Saturday, February 12, 2005

JIM WALLIS & ABORTION - An evangelical? Crisis solution?

I was reading Marcus Brown's blog the gimmick and came upon two common but still erroneous beliefs -

First, that Jim Wallis is an "evangelical" and, second, that "the key to the abortion issue is one of preventing crisis pregnancies."

Both comments are from Brown's blog post of February 11, 2005. Brown's blog included no mechanism to contact him for comment. My apologies if I've misunderstood him.

Evangelical?

Wallis is anything but an evangelical, even in the loosest sense. Saying so is tantamount to saying lumping the United Methodists in with Southern Baptists and claiming they're all one big happy evangelical family. Doing this is why many on the outside have a hard time understanding what a real evangelical is.

Like D. L. Moody said, "You can sit in a garage all day going putt-putt-putt, but it won't make you an automobile." [my paraphrase; heck, I'm not even sure Moody is the one who said it.] The point is, Wallis and Sojourner can Good News-Good News all day long but it won't make them evangelicals.

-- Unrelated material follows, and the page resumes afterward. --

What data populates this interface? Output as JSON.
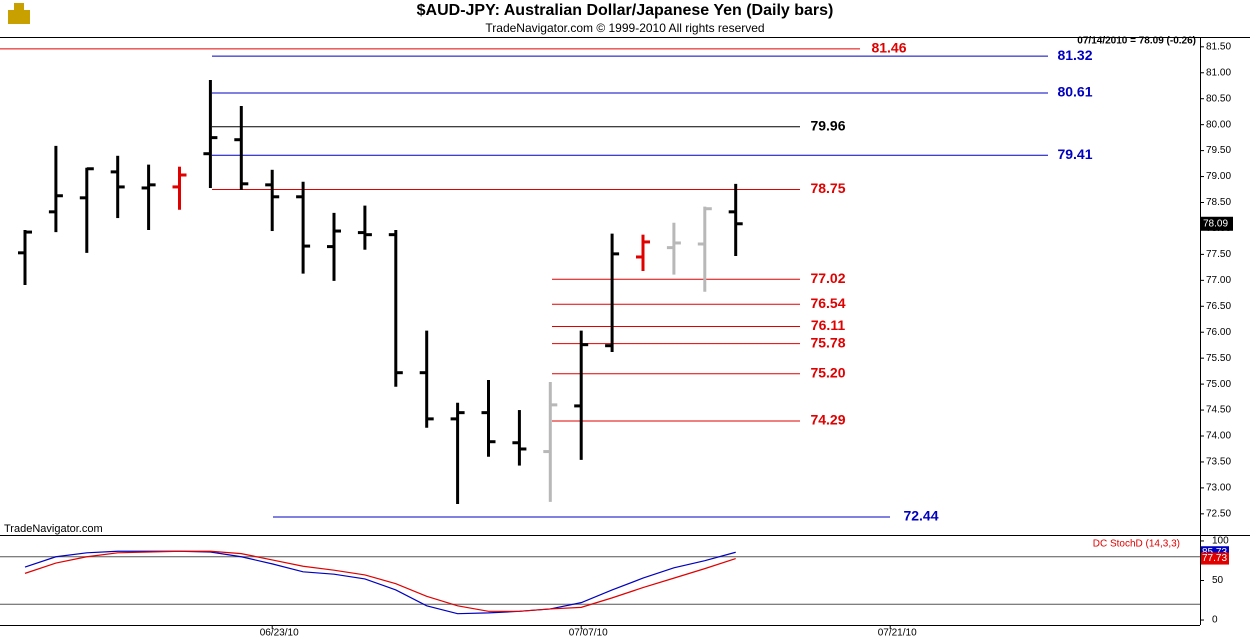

Any Christian who has "progressive" and "leftist" used as adjectives to modify their brand of Christianity is no evangelical in my books, and the Good News they peddle is not that of the Bible. Social gospel maybe, but another gospel all the same.

Abortion?

In 1999, 45 percent of women who had abortions in the U.S. had at least one previous abortion. This means that nearly half of all abortions were not "crisis prenancies."

Even if the data can be adjusted for certain other factors, it would still indicate "the abortion issue" could be impacted most quickly and immediately if it were not used for birth-control. [Centers for Disease Control and Prevention, Abortion Surveillance Report - 1999, November 29, 2002, Table 13, page 27, accessed on June 4, 2003.]